Construire un port à côté de réserves maritimes abritant des espèces rares et protégées, c’est prendre le risque de les exposer à encore plus de pollution, ce qui ne va pas dans le sens de leur préservation.
Enfin, Oxagon doit devenir la « plus grande structure flottante au monde », d’après Neom — mais cette particularité soulève aussi des questions. Tout d’abord, il n’est jamais précisé comment Oxagon va flotter, et comment les plaques flottantes devant soutenir toutes les structures vont fonctionner. Tout juste est-il précisé que « la conception d’Oxagon est centrée sur des carrés remplis d’eau et reliés par de petits canaux », sans aucune autre indication.
Ces plaques flotteront-elles vraiment ? Devront-elles être accrochées aux fonds marins pour supporter leur charge ? Quels en seront les matériaux ? De quelle façon seront-elles produites ? À quel coût ? Est-ce seulement possible, à une telle échelle ? Des questions pour l’heure en attente de réponse claire de la part des promoteurs du projet.
Enfin, il y a la question de l’usage des données et de l’intelligence artificielle. Il est précisé à de nombreuses reprises dans le texte de présentation d’Oxagon, sur le site de Neom, que la ville recourra massivement à de l’IA, mais surtout, aux données personnelles de ses habitants. Oxagon sera une « ville cognitive qui ne s’adaptera pas seulement à vos besoins, mais apprendra à les anticiper », et grâce à l’usage de ces données, les commerces « seront en mesure d’anticiper les besoins des habitants en matière d’achats ».

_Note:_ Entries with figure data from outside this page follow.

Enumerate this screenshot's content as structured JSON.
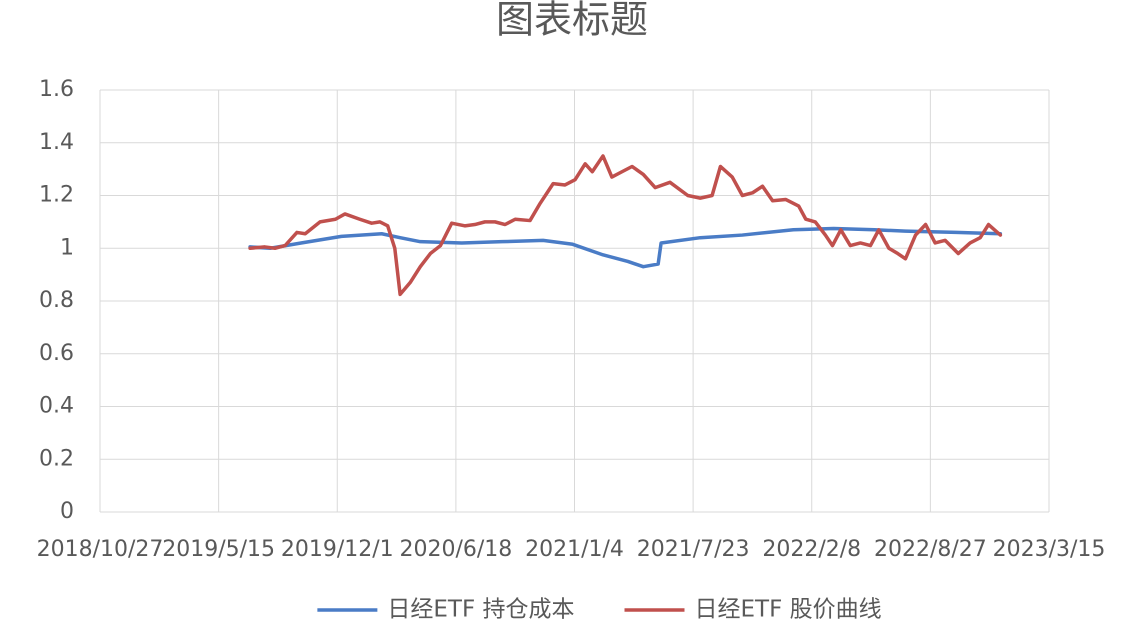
{
  "chart_data": {
    "type": "line",
    "title": "图表标题",
    "xlim": [
      "2018/10/27",
      "2023/3/15"
    ],
    "xticks": [
      "2018/10/27",
      "2019/5/15",
      "2019/12/1",
      "2020/6/18",
      "2021/1/4",
      "2021/7/23",
      "2022/2/8",
      "2022/8/27",
      "2023/3/15"
    ],
    "ylim": [
      0,
      1.6
    ],
    "yticks": [
      0,
      0.2,
      0.4,
      0.6,
      0.8,
      1,
      1.2,
      1.4,
      1.6
    ],
    "grid": true,
    "legend": "bottom",
    "series": [
      {
        "name": "日经ETF 持仓成本",
        "color": "#4a7cc6",
        "x": [
          "2019/7/7",
          "2019/8/10",
          "2019/10/1",
          "2019/12/8",
          "2020/2/14",
          "2020/3/16",
          "2020/4/19",
          "2020/6/28",
          "2020/9/4",
          "2020/11/12",
          "2021/1/1",
          "2021/2/21",
          "2021/4/4",
          "2021/4/30",
          "2021/5/25",
          "2021/5/30",
          "2021/8/4",
          "2021/10/14",
          "2022/1/8",
          "2022/3/17",
          "2022/5/25",
          "2022/7/16",
          "2022/10/9",
          "2022/12/23"
        ],
        "values": [
          1.005,
          1.0,
          1.02,
          1.045,
          1.055,
          1.04,
          1.025,
          1.02,
          1.025,
          1.03,
          1.015,
          0.975,
          0.95,
          0.93,
          0.94,
          1.02,
          1.04,
          1.05,
          1.07,
          1.075,
          1.07,
          1.065,
          1.06,
          1.055
        ]
      },
      {
        "name": "日经ETF 股价曲线",
        "color": "#c0504d",
        "x": [
          "2019/7/7",
          "2019/8/1",
          "2019/8/18",
          "2019/9/4",
          "2019/9/24",
          "2019/10/8",
          "2019/11/2",
          "2019/11/28",
          "2019/12/14",
          "2020/1/8",
          "2020/1/28",
          "2020/2/11",
          "2020/2/24",
          "2020/3/7",
          "2020/3/16",
          "2020/4/2",
          "2020/4/19",
          "2020/5/6",
          "2020/5/23",
          "2020/6/11",
          "2020/7/3",
          "2020/7/20",
          "2020/8/6",
          "2020/8/23",
          "2020/9/9",
          "2020/9/26",
          "2020/10/21",
          "2020/11/7",
          "2020/11/29",
          "2020/12/19",
          "2021/1/5",
          "2021/1/22",
          "2021/2/3",
          "2021/2/21",
          "2021/3/8",
          "2021/3/25",
          "2021/4/11",
          "2021/4/30",
          "2021/5/20",
          "2021/6/14",
          "2021/7/14",
          "2021/8/4",
          "2021/8/24",
          "2021/9/7",
          "2021/9/27",
          "2021/10/14",
          "2021/10/31",
          "2021/11/17",
          "2021/12/4",
          "2021/12/26",
          "2022/1/17",
          "2022/1/29",
          "2022/2/14",
          "2022/3/3",
          "2022/3/15",
          "2022/3/29",
          "2022/4/14",
          "2022/5/1",
          "2022/5/18",
          "2022/6/1",
          "2022/6/18",
          "2022/7/3",
          "2022/7/16",
          "2022/8/2",
          "2022/8/19",
          "2022/9/4",
          "2022/9/21",
          "2022/10/13",
          "2022/11/2",
          "2022/11/19",
          "2022/12/3",
          "2022/12/23"
        ],
        "values": [
          1.0,
          1.005,
          1.0,
          1.01,
          1.06,
          1.055,
          1.1,
          1.11,
          1.13,
          1.11,
          1.095,
          1.1,
          1.085,
          1.0,
          0.825,
          0.87,
          0.93,
          0.98,
          1.01,
          1.095,
          1.085,
          1.09,
          1.1,
          1.1,
          1.09,
          1.11,
          1.105,
          1.17,
          1.245,
          1.24,
          1.26,
          1.32,
          1.29,
          1.35,
          1.27,
          1.29,
          1.31,
          1.28,
          1.23,
          1.25,
          1.2,
          1.19,
          1.2,
          1.31,
          1.27,
          1.2,
          1.21,
          1.235,
          1.18,
          1.185,
          1.16,
          1.11,
          1.1,
          1.05,
          1.01,
          1.07,
          1.01,
          1.02,
          1.01,
          1.07,
          1.0,
          0.98,
          0.96,
          1.05,
          1.09,
          1.02,
          1.03,
          0.98,
          1.02,
          1.04,
          1.09,
          1.05
        ]
      }
    ]
  }
}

Il n’y a aucune information sur la façon dont ces données seront captées et traitées, ou encore stockées, ni qui y aura accès, comment et dans quel but. À l’heure où les données personnelles sont justement vues comme le nouvel « or noir », l’incertitude qui demeure sur l’utilisation de ces informations et de l’IA constitue un autre gros point noir dans le projet Oxagon.